Terapi dilakukan 1 kali sehari selama 4 hari. Jadi pasien harus kembali ke klinik
tersebut selama 4 hari. Harga paket terapi itu adalah 1,6 juta rupiah. Pasien
kondisi ingin memiliki anak lagi, dokter mengatakan jika tidak segera ditangani
dapat menyebabkan kemandulan. Mendengar pernyataan dokter tersebut Ny.X
merasa takut dan memutuskan menjalani terapi tersebut. Ny.X yang saat itu

sedang membawa uang cash langsung membayar keseluruhan biaya terapi


tersebut. Setelah mendapat terapi cairan pertama untuk hari itu pasien menjalani
USG, dokter menyatakan kanker serviks sudah parah sehingga harus dilakukan
tindakan operasi. Biaya operasi tersebut 3 juta rupiah. Pasien menghubungi
suaminya melalui telepon bertanya haruskah dia menjalani operasi tersebut saat
itu juga. Suaminya mencegah istrinya dan menyarankan jangan langsung percaya
pada diagnosis dokter tersebut yang dibuat secepat kilat. Akhirnya pada hari
selanjutnya Ny.X datang ke dokter lain untuk mencari second oppinion. Dokter
lain menyatakan Ny.X sebenarnya hanya mengalami keputihan karena kondisi
area kewanitaan yang terlalu lembab bukan kanker serviks.

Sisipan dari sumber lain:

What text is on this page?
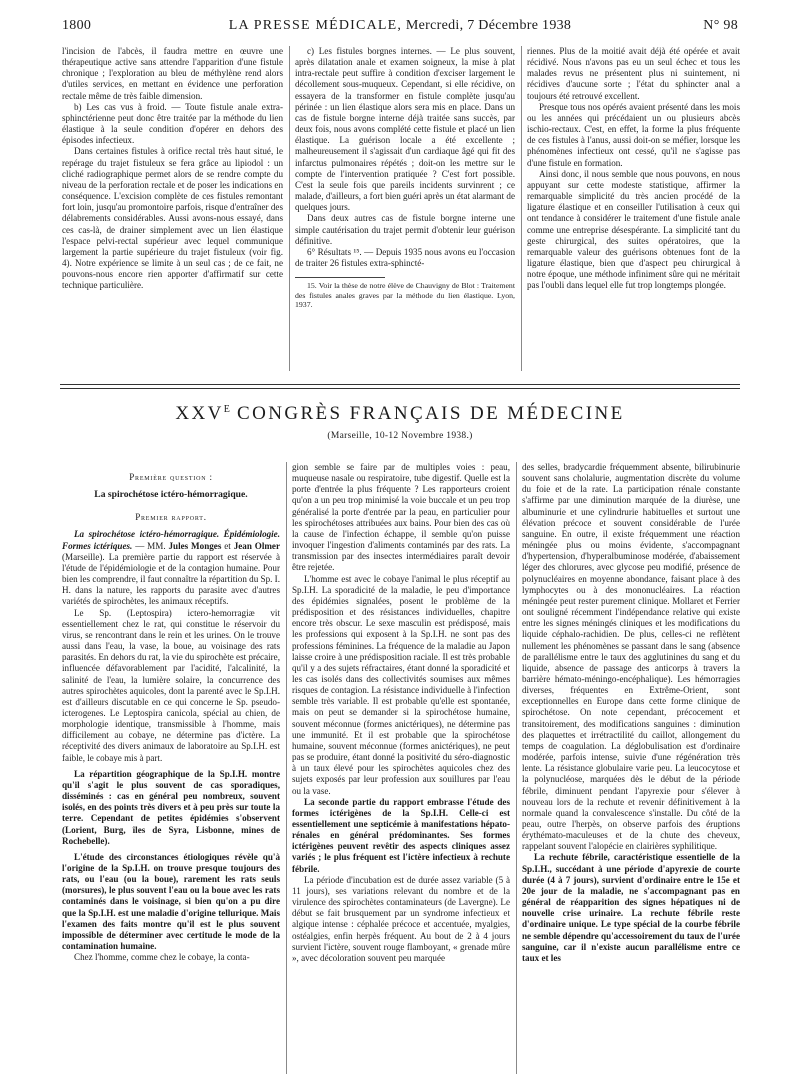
1800	LA PRESSE MÉDICALE, Mercredi, 7 Décembre 1938	N° 98

l'incision de l'abcès, il faudra mettre en œuvre une thérapeutique active sans attendre l'apparition d'une fistule chronique ; l'exploration au bleu de méthylène rend alors d'utiles services, en mettant en évidence une perforation rectale même de très faible dimension.

b) Les cas vus à froid. — Toute fistule anale extra-sphinctérienne peut donc être traitée par la méthode du lien élastique à la seule condition d'opérer en dehors des épisodes infectieux.

Dans certaines fistules à orifice rectal très haut situé, le repérage du trajet fistuleux se fera grâce au lipiodol : un cliché radiographique permet alors de se rendre compte du niveau de la perforation rectale et de poser les indications en conséquence. L'excision complète de ces fistules remontant fort loin, jusqu'au promontoire parfois, risque d'entraîner des délabrements considérables. Aussi avons-nous essayé, dans ces cas-là, de drainer simplement avec un lien élastique l'espace pelvi-rectal supérieur avec lequel communique largement la partie supérieure du trajet fistuleux (voir fig. 4). Notre expérience se limite à un seul cas ; de ce fait, ne pouvons-nous encore rien apporter d'affirmatif sur cette technique particulière.

c) Les fistules borgnes internes. — Le plus souvent, après dilatation anale et examen soigneux, la mise à plat intra-rectale peut suffire à condition d'exciser largement le décollement sous-muqueux. Cependant, si elle récidive, on essayera de la transformer en fistule complète jusqu'au périnée : un lien élastique alors sera mis en place. Dans un cas de fistule borgne interne déjà traitée sans succès, par deux fois, nous avons complété cette fistule et placé un lien élastique. La guérison locale a été excellente ; malheureusement il s'agissait d'un cardiaque âgé qui fit des infarctus pulmonaires répétés ; doit-on les mettre sur le compte de l'intervention pratiquée ? C'est fort possible. C'est la seule fois que pareils incidents survinrent ; ce malade, d'ailleurs, a fort bien guéri après un état alarmant de quelques jours.

Dans deux autres cas de fistule borgne interne une simple cautérisation du trajet permit d'obtenir leur guérison définitive.

6° Résultats ¹⁵. — Depuis 1935 nous avons eu l'occasion de traiter 26 fistules extra-sphincté-

15. Voir la thèse de notre élève de Chauvigny de Blot : Traitement des fistules anales graves par la méthode du lien élastique. Lyon, 1937.

riennes. Plus de la moitié avait déjà été opérée et avait récidivé. Nous n'avons pas eu un seul échec et tous les malades revus ne présentent plus ni suintement, ni récidives d'aucune sorte ; l'état du sphincter anal a toujours été retrouvé excellent.

Presque tous nos opérés avaient présenté dans les mois ou les années qui précédaient un ou plusieurs abcès ischio-rectaux. C'est, en effet, la forme la plus fréquente de ces fistules à l'anus, aussi doit-on se méfier, lorsque les phénomènes infectieux ont cessé, qu'il ne s'agisse pas d'une fistule en formation.

Ainsi donc, il nous semble que nous pouvons, en nous appuyant sur cette modeste statistique, affirmer la remarquable simplicité du très ancien procédé de la ligature élastique et en conseiller l'utilisation à ceux qui ont tendance à considérer le traitement d'une fistule anale comme une entreprise désespérante. La simplicité tant du geste chirurgical, des suites opératoires, que la remarquable valeur des guérisons obtenues font de la ligature élastique, bien que d'aspect peu chirurgical à notre époque, une méthode infiniment sûre qui ne méritait pas l'oubli dans lequel elle fut trop longtemps plongée.

$XXV^E$ CONGRÈS FRANÇAIS DE MÉDECINE
(Marseille, 10-12 Novembre 1938.)

Première question :

La spirochétose ictéro-hémorragique.

Premier rapport.

La spirochétose ictéro-hémorragique. Épidémiologie. Formes ictériques. — MM. Jules Monges et Jean Olmer (Marseille). La première partie du rapport est réservée à l'étude de l'épidémiologie et de la contagion humaine. Pour bien les comprendre, il faut connaître la répartition du Sp. I. H. dans la nature, les rapports du parasite avec d'autres variétés de spirochètes, les animaux réceptifs.

Le Sp. (Leptospira) ictero-hemorragiæ vit essentiellement chez le rat, qui constitue le réservoir du virus, se rencontrant dans le rein et les urines. On le trouve aussi dans l'eau, la vase, la boue, au voisinage des rats parasités. En dehors du rat, la vie du spirochète est précaire, influencée défavorablement par l'acidité, l'alcalinité, la salinité de l'eau, la lumière solaire, la concurrence des autres spirochètes aquicoles, dont la parenté avec le Sp.I.H. est d'ailleurs discutable en ce qui concerne le Sp. pseudo-icterogenes. Le Leptospira canicola, spécial au chien, de morphologie identique, transmissible à l'homme, mais difficilement au cobaye, ne détermine pas d'ictère. La réceptivité des divers animaux de laboratoire au Sp.I.H. est faible, le cobaye mis à part.

La répartition géographique de la Sp.I.H. montre qu'il s'agit le plus souvent de cas sporadiques, disséminés : cas en général peu nombreux, souvent isolés, en des points très divers et à peu près sur toute la terre. Cependant de petites épidémies s'observent (Lorient, Burg, îles de Syra, Lisbonne, mines de Rochebelle).

L'étude des circonstances étiologiques révèle qu'à l'origine de la Sp.I.H. on trouve presque toujours des rats, ou l'eau (ou la boue), rarement les rats seuls (morsures), le plus souvent l'eau ou la boue avec les rats contaminés dans le voisinage, si bien qu'on a pu dire que la Sp.I.H. est une maladie d'origine tellurique. Mais l'examen des faits montre qu'il est le plus souvent impossible de déterminer avec certitude le mode de la contamination humaine.

Chez l'homme, comme chez le cobaye, la conta-

gion semble se faire par de multiples voies : peau, muqueuse nasale ou respiratoire, tube digestif. Quelle est la porte d'entrée la plus fréquente ? Les rapporteurs croient qu'on a un peu trop minimisé la voie buccale et un peu trop généralisé la porte d'entrée par la peau, en particulier pour les spirochétoses attribuées aux bains. Pour bien des cas où la cause de l'infection échappe, il semble qu'on puisse invoquer l'ingestion d'aliments contaminés par des rats. La transmission par des insectes intermédiaires paraît devoir être rejetée.

L'homme est avec le cobaye l'animal le plus réceptif au Sp.I.H. La sporadicité de la maladie, le peu d'importance des épidémies signalées, posent le problème de la prédisposition et des résistances individuelles, chapitre encore très obscur. Le sexe masculin est prédisposé, mais les professions qui exposent à la Sp.I.H. ne sont pas des professions féminines. La fréquence de la maladie au Japon laisse croire à une prédisposition raciale. Il est très probable qu'il y a des sujets réfractaires, étant donné la sporadicité et les cas isolés dans des collectivités soumises aux mêmes risques de contagion. La résistance individuelle à l'infection semble très variable. Il est probable qu'elle est spontanée, mais on peut se demander si la spirochétose humaine, souvent méconnue (formes anictériques), ne détermine pas une immunité. Et il est probable que la spirochétose humaine, souvent méconnue (formes anictériques), ne peut pas se produire, étant donné la positivité du séro-diagnostic à un taux élevé pour les spirochètes aquicoles chez des sujets exposés par leur profession aux souillures par l'eau ou la vase.

La seconde partie du rapport embrasse l'étude des formes ictérigènes de la Sp.I.H. Celle-ci est essentiellement une septicémie à manifestations hépato-rénales en général prédominantes. Ses formes ictérigènes peuvent revêtir des aspects cliniques assez variés ; le plus fréquent est l'ictère infectieux à rechute fébrile.

La période d'incubation est de durée assez variable (5 à 11 jours), ses variations relevant du nombre et de la virulence des spirochètes contaminateurs (de Lavergne). Le début se fait brusquement par un syndrome infectieux et algique intense : céphalée précoce et accentuée, myalgies, ostéalgies, enfin herpès fréquent. Au bout de 2 à 4 jours survient l'ictère, souvent rouge flamboyant, « grenade mûre », avec décoloration souvent peu marquée

des selles, bradycardie fréquemment absente, bilirubinurie souvent sans cholalurie, augmentation discrète du volume du foie et de la rate. La participation rénale constante s'affirme par une diminution marquée de la diurèse, une albuminurie et une cylindrurie habituelles et surtout une élévation précoce et souvent considérable de l'urée sanguine. En outre, il existe fréquemment une réaction méningée plus ou moins évidente, s'accompagnant d'hypertension, d'hyperalbuminose modérée, d'abaissement léger des chlorures, avec glycose peu modifié, présence de polynucléaires en moyenne abondance, faisant place à des lymphocytes ou à des mononucléaires. La réaction méningée peut rester purement clinique. Mollaret et Ferrier ont souligné récemment l'indépendance relative qui existe entre les signes méningés cliniques et les modifications du liquide céphalo-rachidien. De plus, celles-ci ne reflètent nullement les phénomènes se passant dans le sang (absence de parallélisme entre le taux des agglutinines du sang et du liquide, absence de passage des anticorps à travers la barrière hémato-méningo-encéphalique). Les hémorragies diverses, fréquentes en Extrême-Orient, sont exceptionnelles en Europe dans cette forme clinique de spirochétose. On note cependant, précocement et transitoirement, des modifications sanguines : diminution des plaquettes et irrétractilité du caillot, allongement du temps de coagulation. La déglobulisation est d'ordinaire modérée, parfois intense, suivie d'une régénération très lente. La résistance globulaire varie peu. La leucocytose et la polynucléose, marquées dès le début de la période fébrile, diminuent pendant l'apyrexie pour s'élever à nouveau lors de la rechute et revenir définitivement à la normale quand la convalescence s'installe. Du côté de la peau, outre l'herpès, on observe parfois des éruptions érythémato-maculeuses et de la chute des cheveux, rappelant souvent l'alopécie en clairières syphilitique.

La rechute fébrile, caractéristique essentielle de la Sp.I.H., succédant à une période d'apyrexie de courte durée (4 à 7 jours), survient d'ordinaire entre le 15e et 20e jour de la maladie, ne s'accompagnant pas en général de réapparition des signes hépatiques ni de nouvelle crise urinaire. La rechute fébrile reste d'ordinaire unique. Le type spécial de la courbe fébrile ne semble dépendre qu'accessoirement du taux de l'urée sanguine, car il n'existe aucun parallélisme entre ce taux et les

Akhirnya dokter
memberikan terapi untuk keputihan tersebut. Klinik MH yang ternyata semakin
banyak yang mengeluhkan sebenarnya tidak memiliki izin praktik yang jelas.
Cerita ini mengindikasikan adanya tindakan penipuan. Jika dokter yang praktik di
klinik MH benar dokter yang memiliki STR berarti dia telah melanggar etik
karena overdiagnosis dan memberikan terapi atas seuatu yang bukan
kompetensinya serta terapi yang diberikan pun bukan terapi berdasarkan evidence
based medicine.

KISAH 9
Ageng Bella Dinata G1A011041
Tuan x berusia 80 tahun didiagnosa menderita kanker paru bilateral invasif
dengan efusi pleura dan metastasis ke tulang beberapa hari setelah ia datang ke
rumah sakit. Dokter memberikan diagnosa dan menjelaskan kemungkinan masa
hidup Tuan x sekitar 6-12 bulan lagi kepada keluarganya. Dokter tidak
merekomendasikan untuk dioperasi karena kondisi Tuan x sudah berada di tahap
akhir kanker yang dideritanya. Atas permintaan keluarga dokter merahasiakan
kondisi Tuan x dan meresepkan kemoterapi meskipun kemungkinan berhasilnya
sangat kecil. Tuan x menjadi khawatir karena setiap orang yang diajak bicara
tidak mau berkata jujur dan mengalihkan pembicaraan.